Angin berhembus kencang. Sehelai daun mapel meluncur dari tangkainya. Daun itu mendarat pada rambut cokelat seorang gadis yang tengah lewat di bawahnya. Ia memeluk sebuah buket bunga yang cantik, namun wajahnya terlihat tak senang.
Arnuity belum tenang dari keterkejutannya saat di upacara pernikahan sahabatnya tadi. Penikahan itu berlangsung indah dan sakral, dengan senyum bahagia di wajah kedua mempelai. Yang menjadi masalah adalah saat acara pelemparan bunga. Alih-alih melemparkan bunga pada seluruh hadirin, Ephraine malah berlari dan menyerahkannya langsung pada Arnuity!

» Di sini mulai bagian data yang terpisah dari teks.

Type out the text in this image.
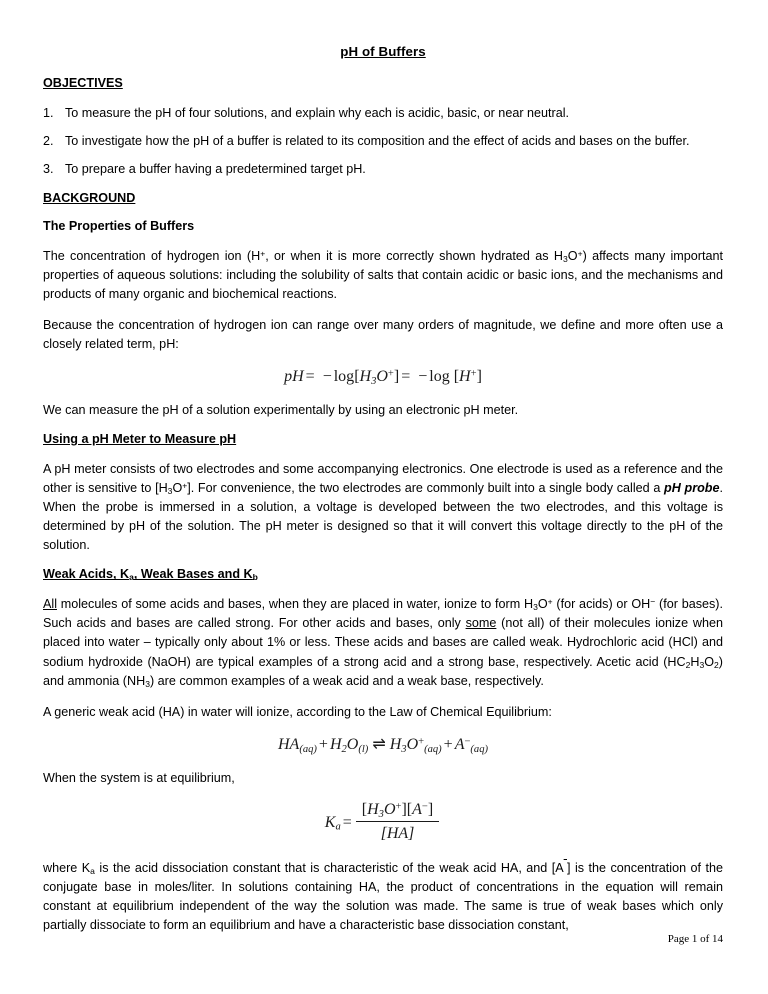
pH of Buffers
OBJECTIVES
To measure the pH of four solutions, and explain why each is acidic, basic, or near neutral.
To investigate how the pH of a buffer is related to its composition and the effect of acids and bases on the buffer.
To prepare a buffer having a predetermined target pH.
BACKGROUND
The Properties of Buffers

The concentration of hydrogen ion (H+, or when it is more correctly shown hydrated as $H_3O^+$) affects many important properties of aqueous solutions: including the solubility of salts that contain acidic or basic ions, and the mechanisms and products of many organic and biochemical reactions.

Because the concentration of hydrogen ion can range over many orders of magnitude, we define and more often use a closely related term, pH:

pH = − $\log[H_3O^+]$ = − log [H+]

We can measure the pH of a solution experimentally by using an electronic pH meter.

Using a pH Meter to Measure pH

A pH meter consists of two electrodes and some accompanying electronics. One electrode is used as a reference and the other is sensitive to $[H_3O^+]$. For convenience, the two electrodes are commonly built into a single body called a pH probe. When the probe is immersed in a solution, a voltage is developed between the two electrodes, and this voltage is determined by pH of the solution. The pH meter is designed so that it will convert this voltage directly to the pH of the solution.

Weak Acids, $K_a$, Weak Bases and $K_b$

All molecules of some acids and bases, when they are placed in water, ionize to form $H_3O^+$ (for acids) or OH− (for bases). Such acids and bases are called strong. For other acids and bases, only some (not all) of their molecules ionize when placed into water – typically only about 1% or less. These acids and bases are called weak. Hydrochloric acid (HCl) and sodium hydroxide (NaOH) are typical examples of a strong acid and a strong base, respectively. Acetic acid $(HC_2H_3O_2)$ and ammonia $(NH_3)$ are common examples of a weak acid and a weak base, respectively.

A generic weak acid (HA) in water will ionize, according to the Law of Chemical Equilibrium:

$HA_{(aq)} + H_2O_{(l)}$ ⇌ $H_3O^+_{(aq)} + A^-_{(aq)}$

When the system is at equilibrium,

$K_a = \frac{[H_3O^+][A^-]}{[HA]}$

where $K_a$ is the acid dissociation constant that is characteristic of the weak acid HA, and [A ] is the concentration of the conjugate base in moles/liter. In solutions containing HA, the product of concentrations in the equation will remain constant at equilibrium independent of the way the solution was made. The same is true of weak bases which only partially dissociate to form an equilibrium and have a characteristic base dissociation constant,

Page 1 of 14
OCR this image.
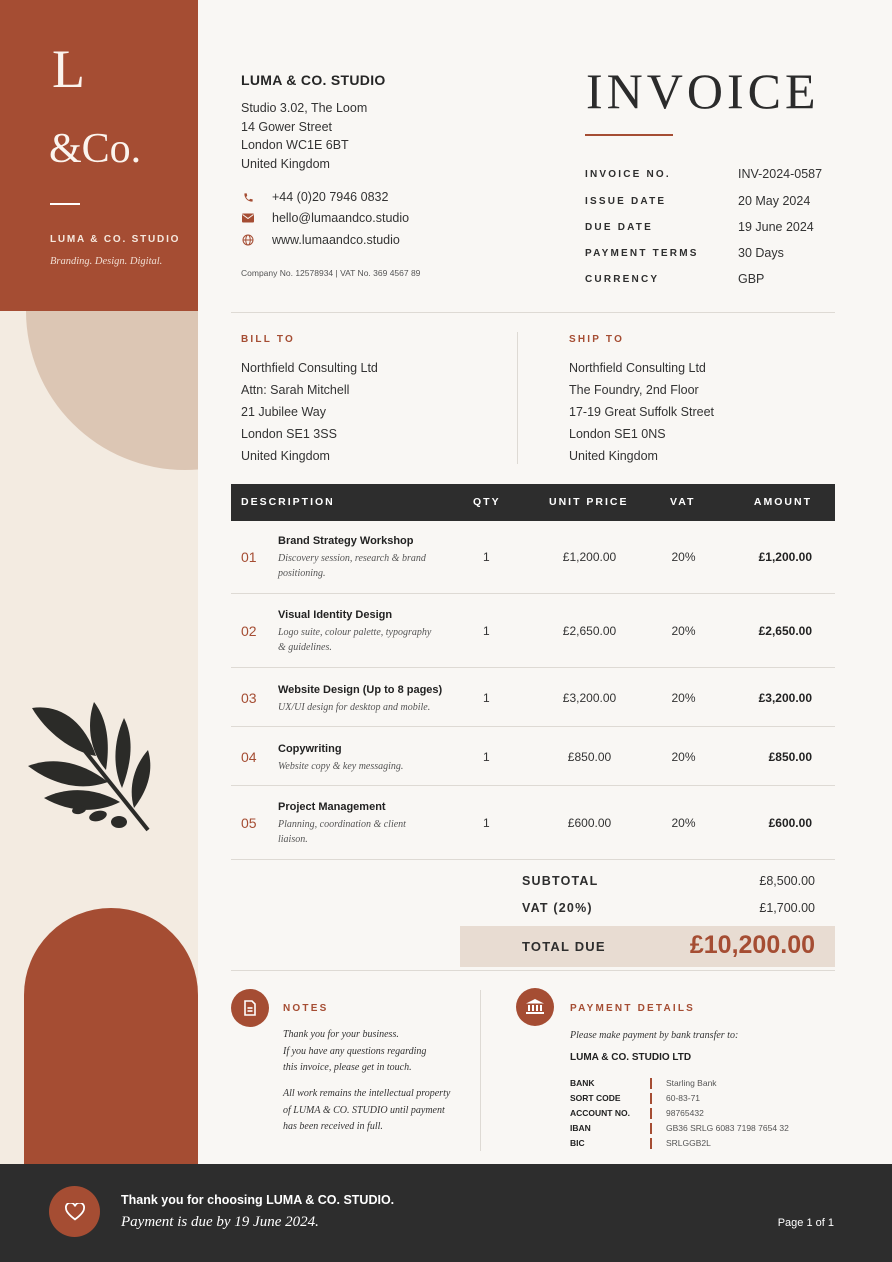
L
&Co.
LUMA & CO. STUDIO
Branding. Design. Digital.
LUMA & CO. STUDIO
Studio 3.02, The Loom
14 Gower Street
London WC1E 6BT
United Kingdom
+44 (0)20 7946 0832
hello@lumaandco.studio
www.lumaandco.studio
Company No. 12578934 | VAT No. 369 4567 89
INVOICE
INVOICE NO.	INV-2024-0587
ISSUE DATE	20 May 2024
DUE DATE	19 June 2024
PAYMENT TERMS	30 Days
CURRENCY	GBP
BILL TO
Northfield Consulting Ltd
Attn: Sarah Mitchell
21 Jubilee Way
London SE1 3SS
United Kingdom
SHIP TO
Northfield Consulting Ltd
The Foundry, 2nd Floor
17-19 Great Suffolk Street
London SE1 0NS
United Kingdom
DESCRIPTION	QTY	UNIT PRICE	VAT	AMOUNT
01
Brand Strategy Workshop
Discovery session, research & brand
positioning.
1	£1,200.00	20%	£1,200.00
02
Visual Identity Design
Logo suite, colour palette, typography
& guidelines.
1	£2,650.00	20%	£2,650.00
03 Website Design (Up to 8 pages)
UX/UI design for desktop and mobile.
1	£3,200.00	20%	£3,200.00
04 Copywriting
Website copy & key messaging.
1	£850.00	20%	£850.00
05
Project Management
Planning, coordination & client
liaison.
1	£600.00	20%	£600.00
SUBTOTAL	£8,500.00
VAT (20%)	£1,700.00
TOTAL DUE	£10,200.00
NOTES
Thank you for your business.
If you have any questions regarding
this invoice, please get in touch.
All work remains the intellectual property
of LUMA & CO. STUDIO until payment
has been received in full.
PAYMENT DETAILS
Please make payment by bank transfer to:
LUMA & CO. STUDIO LTD
BANK	Starling Bank
SORT CODE	60-83-71
ACCOUNT NO.	98765432
IBAN	GB36 SRLG 6083 7198 7654 32
BIC	SRLGGB2L
Thank you for choosing LUMA & CO. STUDIO.
Payment is due by 19 June 2024.	Page 1 of 1
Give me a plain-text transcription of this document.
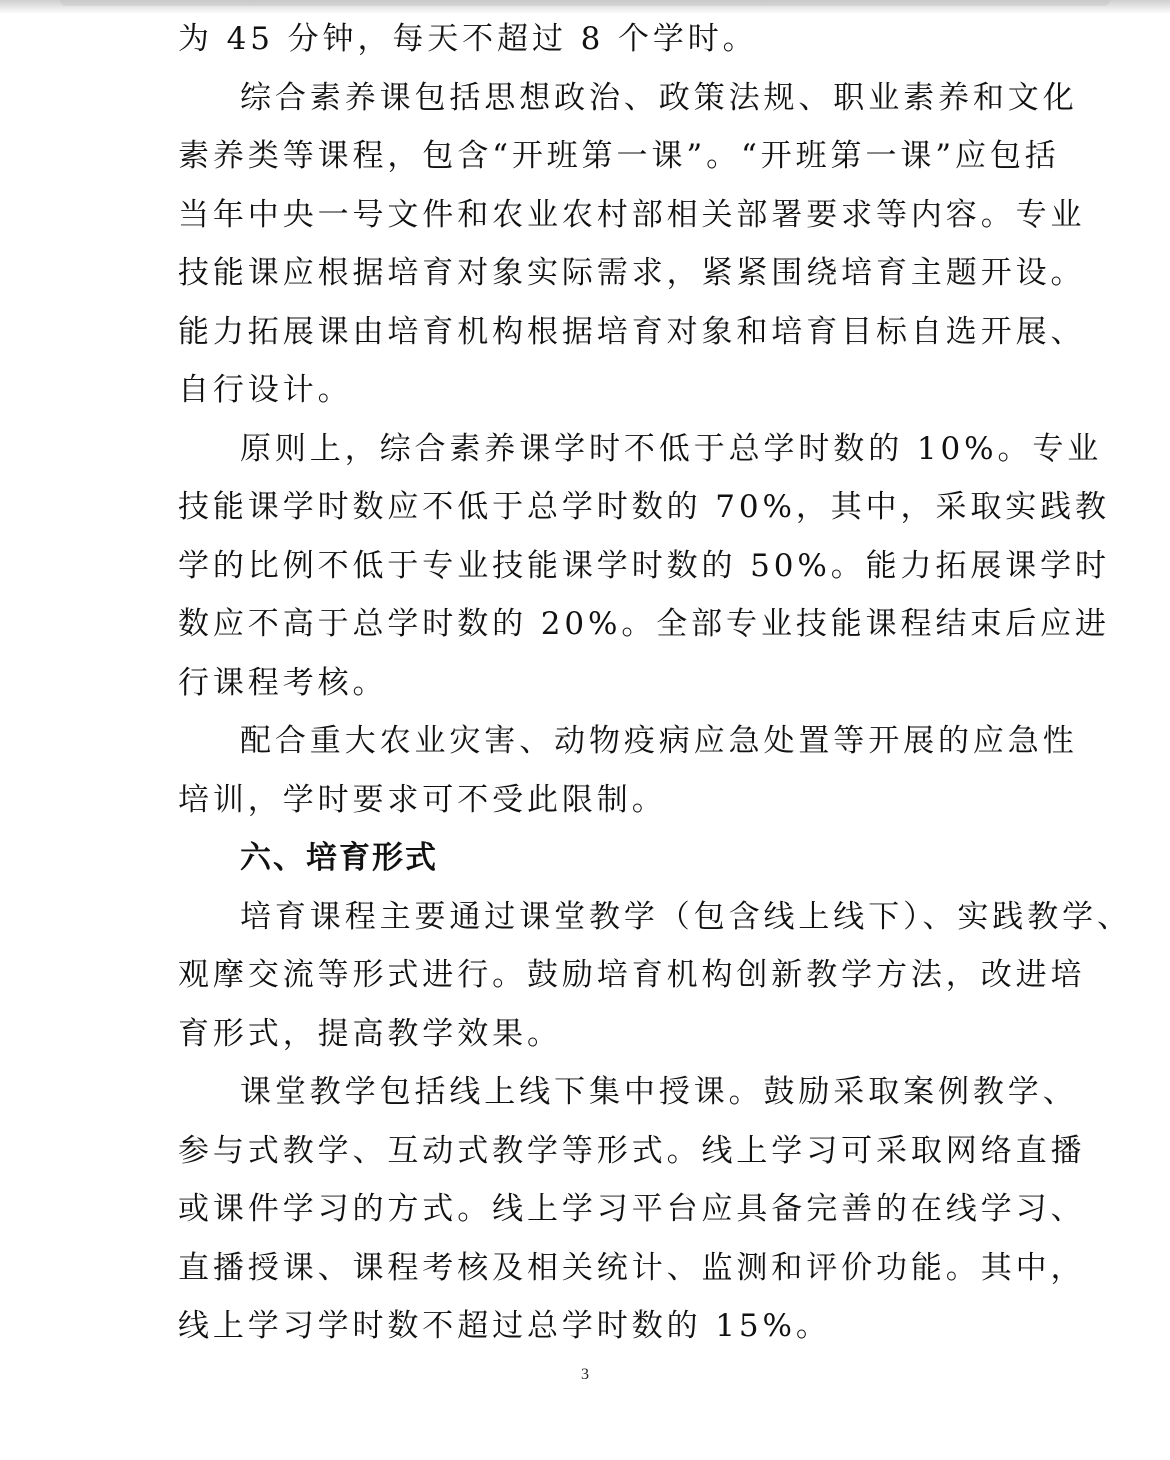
为 45 分钟，每天不超过 8 个学时。
综合素养课包括思想政治、政策法规、职业素养和文化
素养类等课程，包含“开班第一课”。“开班第一课”应包括
当年中央一号文件和农业农村部相关部署要求等内容。专业
技能课应根据培育对象实际需求，紧紧围绕培育主题开设。
能力拓展课由培育机构根据培育对象和培育目标自选开展、
自行设计。
原则上，综合素养课学时不低于总学时数的 10%。专业
技能课学时数应不低于总学时数的 70%，其中，采取实践教
学的比例不低于专业技能课学时数的 50%。能力拓展课学时
数应不高于总学时数的 20%。全部专业技能课程结束后应进
行课程考核。
配合重大农业灾害、动物疫病应急处置等开展的应急性
培训，学时要求可不受此限制。
六、培育形式
培育课程主要通过课堂教学（包含线上线下）、实践教学、
观摩交流等形式进行。鼓励培育机构创新教学方法，改进培
育形式，提高教学效果。
课堂教学包括线上线下集中授课。鼓励采取案例教学、
参与式教学、互动式教学等形式。线上学习可采取网络直播
或课件学习的方式。线上学习平台应具备完善的在线学习、
直播授课、课程考核及相关统计、监测和评价功能。其中，
线上学习学时数不超过总学时数的 15%。
3
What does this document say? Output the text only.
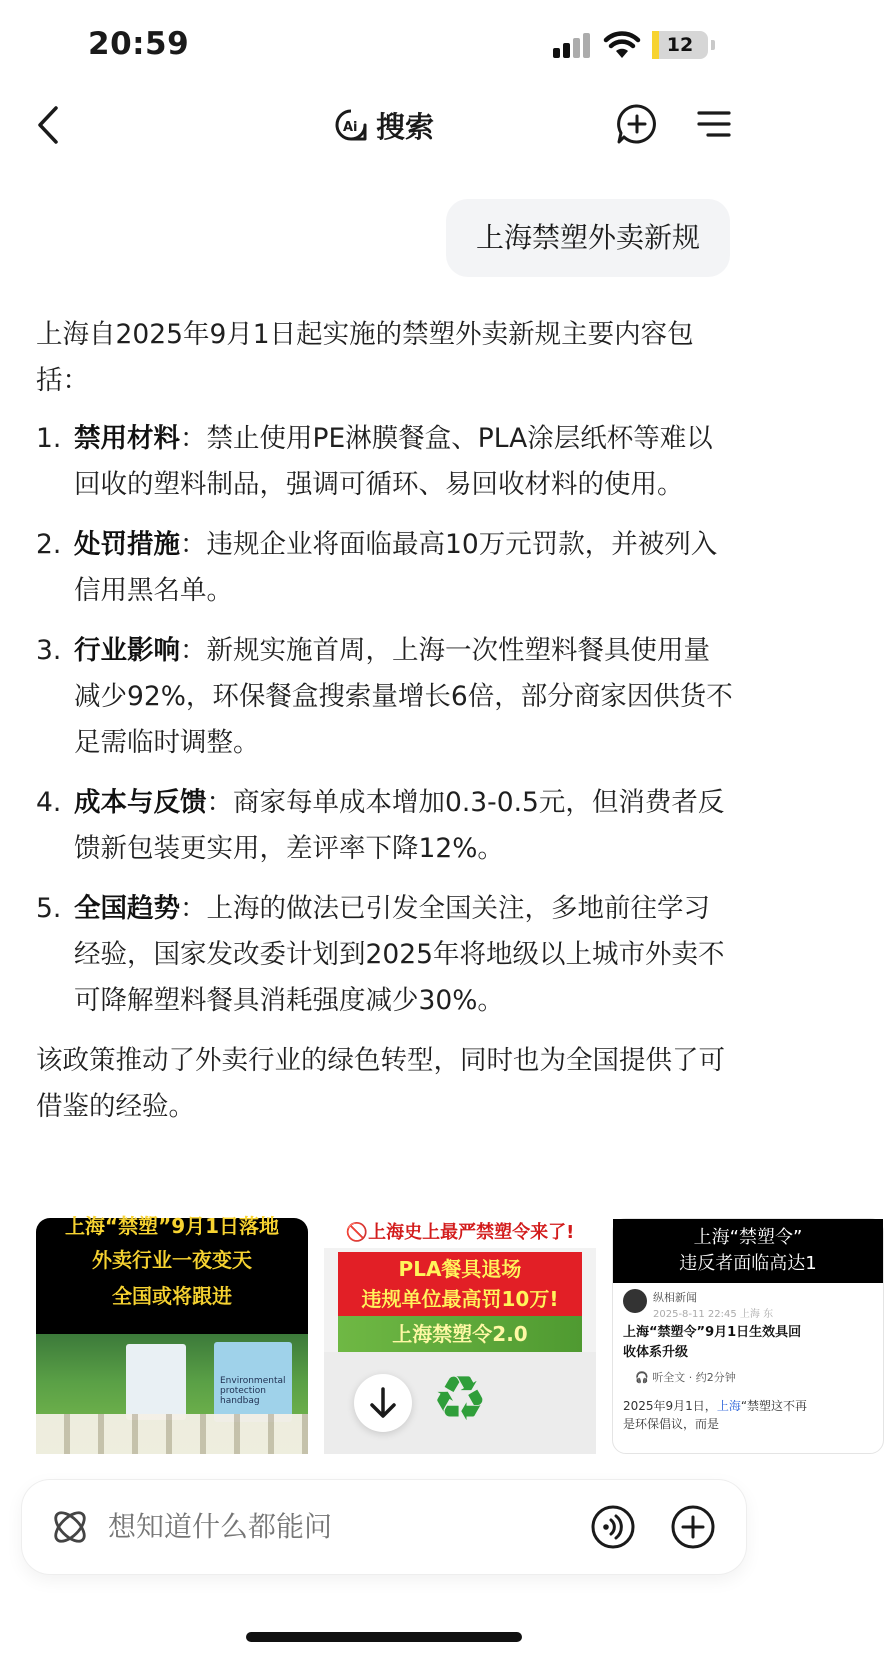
20:59	12
Ai 搜索
上海禁塑外卖新规

上海自2025年9月1日起实施的禁塑外卖新规主要内容包括：

1. 禁用材料：禁止使用PE淋膜餐盒、PLA涂层纸杯等难以回收的塑料制品，强调可循环、易回收材料的使用。
2. 处罚措施：违规企业将面临最高10万元罚款，并被列入信用黑名单。
3. 行业影响：新规实施首周，上海一次性塑料餐具使用量减少92%，环保餐盒搜索量增长6倍，部分商家因供货不足需临时调整。
4. 成本与反馈：商家每单成本增加0.3-0.5元，但消费者反馈新包装更实用，差评率下降12%。
5. 全国趋势：上海的做法已引发全国关注，多地前往学习经验，国家发改委计划到2025年将地级以上城市外卖不可降解塑料餐具消耗强度减少30%。

该政策推动了外卖行业的绿色转型，同时也为全国提供了可借鉴的经验。

上海“禁塑”9月1日落地
外卖行业一夜变天
全国或将跟进
Environmental protection handbag
🚫上海史上最严禁塑令来了!
PLA餐具退场
违规单位最高罚10万!
上海禁塑令2.0
♻
上海“禁塑令”
违反者面临高达1
纵相新闻
2025-8-11 22:45 上海 东
上海“禁塑令”9月1日生效具回收体系升级
🎧 听全文 · 约2分钟
2025年9月1日，上海“禁塑这不再是环保倡议，而是
想知道什么都能问
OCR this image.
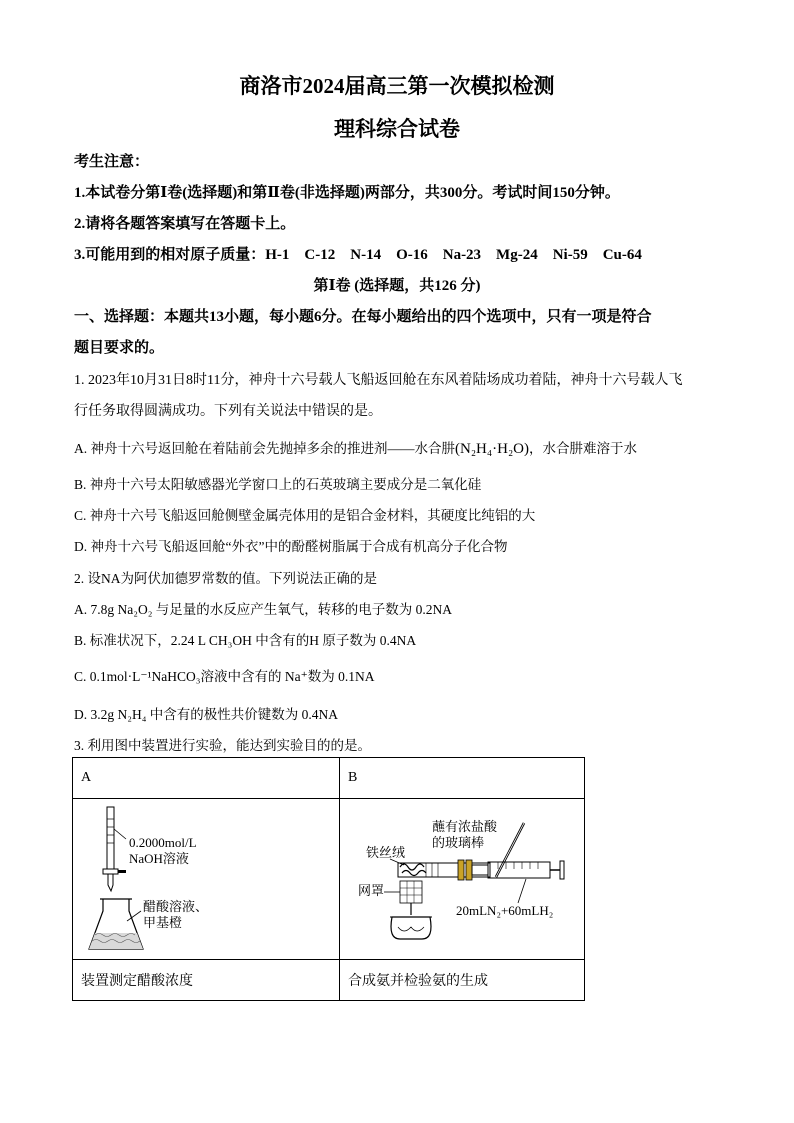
商洛市2024届高三第一次模拟检测
理科综合试卷
考生注意：
1.本试卷分第Ⅰ卷(选择题)和第Ⅱ卷(非选择题)两部分，共300分。考试时间150分钟。
2.请将各题答案填写在答题卡上。
3.可能用到的相对原子质量：H-1　C-12　N-14　O-16　Na-23　Mg-24　Ni-59　Cu-64
第Ⅰ卷 (选择题，共126 分)
一、选择题：本题共13小题，每小题6分。在每小题给出的四个选项中，只有一项是符合
题目要求的。
1. 2023年10月31日8时11分，神舟十六号载人飞船返回舱在东风着陆场成功着陆，神舟十六号载人飞
行任务取得圆满成功。下列有关说法中错误的是。
A. 神舟十六号返回舱在着陆前会先抛掉多余的推进剂——水合肼(N₂H₄·H₂O)，水合肼难溶于水
B. 神舟十六号太阳敏感器光学窗口上的石英玻璃主要成分是二氧化硅
C. 神舟十六号飞船返回舱侧壁金属壳体用的是铝合金材料，其硬度比纯铝的大
D. 神舟十六号飞船返回舱“外衣”中的酚醛树脂属于合成有机高分子化合物
2. 设NA为阿伏加德罗常数的值。下列说法正确的是
A. 7.8g Na₂O₂ 与足量的水反应产生氧气，转移的电子数为 0.2NA
B. 标准状况下，2.24 L CH₃OH 中含有的H 原子数为 0.4NA
C. 0.1mol·L⁻¹NaHCO₃溶液中含有的 Na⁺数为 0.1NA
D. 3.2g N₂H₄ 中含有的极性共价键数为 0.4NA
3. 利用图中装置进行实验，能达到实验目的的是。
A	B

0.2000mol/L
NaOH溶液
醋酸溶液、
甲基橙	蘸有浓盐酸
的玻璃棒
铁丝绒
网罩
20mLN₂+60mLH₂

装置测定醋酸浓度	合成氨并检验氨的生成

Tentu saja Arnuity kebingungan. Ia berusaha berbicara pada Ephraine dengan matanya, namun temannya itu malah memasang senyum paling lebar, dan mulai bersorak. Seluruh peserta pun juga bersorak. Akhirnya, ia menerima buket bunga itu dengan terpaksa.
Untuk apa ia menceritakan rencana kehidupannya, kalau Ephraine malah menyerahkan bunga itu untuknya! Seakan-akan ia tak lama lagi akan menikah.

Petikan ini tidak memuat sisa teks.